In just the second game, D.J. Wilson showed this season could be different for him and the Michigan basketball team.
The 77-65 win over IUPUI on Sunday showed his development as he grabbed 14 rebounds, the highest total for a Michigan player since Mitch McGary had 14 on Dec. 3, 2013.
It was so long ago that Wilson, now in his third year at Michigan, had only committed two months before.
"In high school I got 20-rebound games, but never at this level," Wilson said. "It's not something I really paid attention to until the end of the game when I came out and looked up."
Add in his five blocks, and Wilson is emerging as a force.
Much of it is getting stronger in the offseason, but he also has more freedom to move and use his athleticism.
Pigeonholed as a center last year due to a lack of depth, Wilson played only spot minutes and never fit well in the center position. He was more apt to float to his previous wing position and shoot from there.
Now he's playing within the offensive structure as a forward and even more within the new defensive plan, given his massive wingspan.
"I think he's taking his game to a whole 'nother level," U-M senior wing Zak Irvin said. "We've seen glimpses of it in practice, but this year, I tell him, once the summer started he was a whole different player. That was going to be huge for his development and our team as well.
"Fourteen rebounds? That's special. And to get four of those on the offensive end as well, giving us extra possessions, that's huge, especially as we get into a tough game with Marquette [Thursday]."
Michigan's trip to New York City for two games in the 2K Classic begin with Marquette at 9:30 p.m. Thursday at Madison Square Garden. The Wolverines will face SMU or Pittsburgh on Friday, depending on the two games' results.
Wilson made defense and rebounding a priority after looking at the end of last season and the 12-point halftime lead surrendered to Notre Dame in the first-round NCAA tournament loss.
"We all didn't like how [last] season turned out as far as the Notre Dame game, and we watched a lot of film from the past season and we realized that we're deficient in the rebounding area," Wilson said. "That's something that I could bring and something that I needed to bring, and that would keep me on the court."
U-M coach John Beilein has been impressed with Wilson's ability to absorb defensive concepts.
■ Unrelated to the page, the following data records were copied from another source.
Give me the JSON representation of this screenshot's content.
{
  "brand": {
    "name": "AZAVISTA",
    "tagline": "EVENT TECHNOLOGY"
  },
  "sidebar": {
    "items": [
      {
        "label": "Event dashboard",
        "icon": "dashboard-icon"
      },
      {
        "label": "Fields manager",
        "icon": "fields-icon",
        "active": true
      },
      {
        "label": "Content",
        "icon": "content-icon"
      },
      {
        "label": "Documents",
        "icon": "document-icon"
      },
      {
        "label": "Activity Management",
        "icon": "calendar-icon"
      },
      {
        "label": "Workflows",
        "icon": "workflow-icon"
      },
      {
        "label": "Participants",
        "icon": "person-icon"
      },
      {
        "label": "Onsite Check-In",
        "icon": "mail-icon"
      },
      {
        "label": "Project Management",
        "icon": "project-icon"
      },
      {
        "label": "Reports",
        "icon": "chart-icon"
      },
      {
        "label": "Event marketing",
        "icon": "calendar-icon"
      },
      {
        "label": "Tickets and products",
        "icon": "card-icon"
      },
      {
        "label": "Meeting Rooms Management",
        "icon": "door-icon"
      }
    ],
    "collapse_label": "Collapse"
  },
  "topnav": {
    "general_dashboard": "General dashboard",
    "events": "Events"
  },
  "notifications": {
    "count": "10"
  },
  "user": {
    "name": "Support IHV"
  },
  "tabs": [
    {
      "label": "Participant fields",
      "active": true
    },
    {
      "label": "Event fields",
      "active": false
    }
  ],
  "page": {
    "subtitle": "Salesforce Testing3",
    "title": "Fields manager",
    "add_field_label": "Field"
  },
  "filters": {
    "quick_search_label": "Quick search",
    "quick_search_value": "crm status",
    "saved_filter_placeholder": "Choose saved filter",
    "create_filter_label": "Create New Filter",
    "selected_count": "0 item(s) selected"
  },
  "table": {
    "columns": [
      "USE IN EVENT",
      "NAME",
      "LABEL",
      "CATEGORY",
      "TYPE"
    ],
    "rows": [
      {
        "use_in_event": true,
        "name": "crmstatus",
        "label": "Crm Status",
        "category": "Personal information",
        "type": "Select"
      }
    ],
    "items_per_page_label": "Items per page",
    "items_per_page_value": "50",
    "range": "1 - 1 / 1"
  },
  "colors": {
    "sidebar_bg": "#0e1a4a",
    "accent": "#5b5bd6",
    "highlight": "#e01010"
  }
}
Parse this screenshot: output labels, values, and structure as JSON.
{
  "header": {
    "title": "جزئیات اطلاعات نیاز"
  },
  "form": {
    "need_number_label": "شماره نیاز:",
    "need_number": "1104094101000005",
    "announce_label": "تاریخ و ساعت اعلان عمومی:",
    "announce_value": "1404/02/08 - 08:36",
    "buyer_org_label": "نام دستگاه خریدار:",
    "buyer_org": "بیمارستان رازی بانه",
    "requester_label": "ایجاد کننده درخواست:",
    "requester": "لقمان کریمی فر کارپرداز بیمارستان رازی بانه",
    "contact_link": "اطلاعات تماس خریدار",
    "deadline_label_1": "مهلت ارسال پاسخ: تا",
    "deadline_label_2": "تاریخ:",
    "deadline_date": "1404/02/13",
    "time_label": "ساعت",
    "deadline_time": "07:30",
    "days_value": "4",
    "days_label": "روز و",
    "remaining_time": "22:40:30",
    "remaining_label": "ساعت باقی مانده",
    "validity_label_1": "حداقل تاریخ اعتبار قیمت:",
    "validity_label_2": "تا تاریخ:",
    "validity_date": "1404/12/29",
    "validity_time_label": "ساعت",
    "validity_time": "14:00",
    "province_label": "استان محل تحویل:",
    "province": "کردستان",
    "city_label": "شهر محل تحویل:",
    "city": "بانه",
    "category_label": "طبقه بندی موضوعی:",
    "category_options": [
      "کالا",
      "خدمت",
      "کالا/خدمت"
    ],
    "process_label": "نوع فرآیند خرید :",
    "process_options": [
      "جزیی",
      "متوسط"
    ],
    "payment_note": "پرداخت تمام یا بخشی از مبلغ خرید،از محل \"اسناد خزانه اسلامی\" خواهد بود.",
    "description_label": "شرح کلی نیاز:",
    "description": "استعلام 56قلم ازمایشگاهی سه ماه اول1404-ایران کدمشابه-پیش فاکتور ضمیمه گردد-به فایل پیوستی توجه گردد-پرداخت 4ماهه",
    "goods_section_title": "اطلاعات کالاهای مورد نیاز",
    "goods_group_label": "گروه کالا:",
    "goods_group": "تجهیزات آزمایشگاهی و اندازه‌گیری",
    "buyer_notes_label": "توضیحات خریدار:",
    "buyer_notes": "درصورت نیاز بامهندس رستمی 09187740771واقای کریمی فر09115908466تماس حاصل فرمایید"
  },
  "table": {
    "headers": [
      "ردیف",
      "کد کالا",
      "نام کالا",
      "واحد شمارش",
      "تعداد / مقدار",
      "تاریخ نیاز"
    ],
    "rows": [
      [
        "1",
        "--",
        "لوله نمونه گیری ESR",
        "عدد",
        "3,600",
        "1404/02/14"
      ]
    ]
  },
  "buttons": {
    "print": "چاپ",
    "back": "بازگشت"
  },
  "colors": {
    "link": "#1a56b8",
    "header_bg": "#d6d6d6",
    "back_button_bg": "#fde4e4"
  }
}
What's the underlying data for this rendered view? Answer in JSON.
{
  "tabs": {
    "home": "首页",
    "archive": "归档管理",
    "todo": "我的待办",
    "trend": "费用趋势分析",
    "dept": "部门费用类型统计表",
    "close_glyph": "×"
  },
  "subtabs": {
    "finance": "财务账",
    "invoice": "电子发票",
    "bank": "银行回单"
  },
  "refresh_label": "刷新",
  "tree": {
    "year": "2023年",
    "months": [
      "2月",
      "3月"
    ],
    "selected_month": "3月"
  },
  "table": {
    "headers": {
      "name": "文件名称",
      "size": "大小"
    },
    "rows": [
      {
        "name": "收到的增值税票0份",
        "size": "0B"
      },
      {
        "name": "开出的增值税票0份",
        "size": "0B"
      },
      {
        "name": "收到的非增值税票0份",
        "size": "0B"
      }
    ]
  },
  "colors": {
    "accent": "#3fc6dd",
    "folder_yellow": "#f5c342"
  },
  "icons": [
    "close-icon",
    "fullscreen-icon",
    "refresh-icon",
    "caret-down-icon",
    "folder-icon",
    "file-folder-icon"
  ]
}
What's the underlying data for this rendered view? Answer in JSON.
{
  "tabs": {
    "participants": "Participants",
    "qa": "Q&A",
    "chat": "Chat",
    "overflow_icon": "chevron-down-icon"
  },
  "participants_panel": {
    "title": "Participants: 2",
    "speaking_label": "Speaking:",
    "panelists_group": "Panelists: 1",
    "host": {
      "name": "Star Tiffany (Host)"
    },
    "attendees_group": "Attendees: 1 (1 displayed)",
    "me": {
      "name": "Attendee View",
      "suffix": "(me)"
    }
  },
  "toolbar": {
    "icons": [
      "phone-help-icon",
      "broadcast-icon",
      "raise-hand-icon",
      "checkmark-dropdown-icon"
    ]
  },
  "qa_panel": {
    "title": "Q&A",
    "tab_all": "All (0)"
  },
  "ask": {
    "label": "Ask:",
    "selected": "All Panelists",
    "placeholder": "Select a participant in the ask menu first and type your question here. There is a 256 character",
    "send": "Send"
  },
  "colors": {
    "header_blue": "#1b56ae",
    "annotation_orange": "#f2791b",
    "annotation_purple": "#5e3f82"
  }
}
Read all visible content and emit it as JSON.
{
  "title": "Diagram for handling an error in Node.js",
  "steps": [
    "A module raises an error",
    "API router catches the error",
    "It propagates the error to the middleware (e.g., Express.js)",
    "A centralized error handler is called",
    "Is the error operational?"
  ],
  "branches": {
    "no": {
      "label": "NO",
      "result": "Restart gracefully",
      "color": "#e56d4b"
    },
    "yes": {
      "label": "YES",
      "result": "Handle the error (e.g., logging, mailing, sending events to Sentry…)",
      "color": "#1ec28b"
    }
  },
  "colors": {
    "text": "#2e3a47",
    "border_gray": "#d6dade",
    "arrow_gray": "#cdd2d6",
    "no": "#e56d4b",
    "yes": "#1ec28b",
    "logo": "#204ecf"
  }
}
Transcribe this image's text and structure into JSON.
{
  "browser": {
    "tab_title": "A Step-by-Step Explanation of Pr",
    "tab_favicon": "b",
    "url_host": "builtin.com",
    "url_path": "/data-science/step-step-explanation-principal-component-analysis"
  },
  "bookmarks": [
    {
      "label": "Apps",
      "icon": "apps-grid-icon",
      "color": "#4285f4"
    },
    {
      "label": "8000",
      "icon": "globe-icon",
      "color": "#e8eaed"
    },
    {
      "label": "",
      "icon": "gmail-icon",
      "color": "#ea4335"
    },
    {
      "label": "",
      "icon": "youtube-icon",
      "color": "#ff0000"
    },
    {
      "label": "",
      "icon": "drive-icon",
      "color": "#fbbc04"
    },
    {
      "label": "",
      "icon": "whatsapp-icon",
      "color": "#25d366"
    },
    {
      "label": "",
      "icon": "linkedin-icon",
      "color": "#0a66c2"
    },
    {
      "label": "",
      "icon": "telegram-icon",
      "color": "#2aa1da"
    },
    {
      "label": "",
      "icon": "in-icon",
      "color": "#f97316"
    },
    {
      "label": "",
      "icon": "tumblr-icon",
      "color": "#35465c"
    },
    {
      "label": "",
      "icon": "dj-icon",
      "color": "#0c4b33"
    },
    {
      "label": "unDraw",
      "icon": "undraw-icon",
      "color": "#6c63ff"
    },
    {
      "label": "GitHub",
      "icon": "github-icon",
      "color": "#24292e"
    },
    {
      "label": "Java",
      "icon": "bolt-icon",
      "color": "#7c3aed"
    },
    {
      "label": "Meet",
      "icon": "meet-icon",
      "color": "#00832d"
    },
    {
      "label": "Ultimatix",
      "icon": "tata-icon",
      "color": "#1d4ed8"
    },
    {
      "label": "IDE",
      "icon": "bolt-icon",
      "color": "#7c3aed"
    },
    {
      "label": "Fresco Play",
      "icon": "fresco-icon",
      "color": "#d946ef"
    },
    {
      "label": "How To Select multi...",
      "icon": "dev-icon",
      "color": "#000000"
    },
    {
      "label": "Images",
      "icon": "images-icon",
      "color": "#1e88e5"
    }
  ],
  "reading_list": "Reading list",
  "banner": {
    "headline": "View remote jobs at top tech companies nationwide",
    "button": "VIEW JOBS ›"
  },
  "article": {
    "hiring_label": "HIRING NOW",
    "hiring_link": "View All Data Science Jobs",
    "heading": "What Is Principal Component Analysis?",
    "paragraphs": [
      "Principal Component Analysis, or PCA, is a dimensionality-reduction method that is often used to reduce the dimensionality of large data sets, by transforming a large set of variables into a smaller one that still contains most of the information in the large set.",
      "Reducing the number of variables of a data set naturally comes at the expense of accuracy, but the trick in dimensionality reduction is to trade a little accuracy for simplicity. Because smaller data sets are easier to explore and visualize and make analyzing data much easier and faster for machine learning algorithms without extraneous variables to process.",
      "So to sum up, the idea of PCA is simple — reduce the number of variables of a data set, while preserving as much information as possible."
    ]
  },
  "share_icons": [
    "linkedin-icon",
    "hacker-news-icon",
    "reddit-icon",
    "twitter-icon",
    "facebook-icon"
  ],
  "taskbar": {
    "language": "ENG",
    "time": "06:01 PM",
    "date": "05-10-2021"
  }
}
He's one of the most vocal players, directing his teammates around the court.
The new Wilson on the court may be fueled by fashion a bit. He's wearing very short shorts, much shorter than his teammates, so they stand out.
Beilein, who has fashion far down on his priority list, even got roped into the buzz.
"I met with the Maize Rage the other day, and there was 100 of them there, and [I said] 'Any questions?' " Beilein said Wednesday, grinning."'What about D.J.'s shorts? They're awfully short,' A co-ed asked me. [I said] 'I don't have an answer. I'll get back to you.' A fashion statement, I would assume."
Though his teammates say it's his "Cali swag," the Sacramento native said it's just part of what he did in high school.
"If I wear shorts, I usually wear higher shorts above my knees or whatever," he said. "It's something back home a lot of people do, and I've gotten used to it. And they are, too."
He may have inspired a trend.
"It's comfortable," he said. "I know some of them are getting on it, too. Derrick [Walton Jr.] had some thoughts of it. Brent [Hibbitts]. Ibi [Watson]. So you may see it later from them."
If they do produce 14-rebound games, Beilein may let Wilson all the uniforms.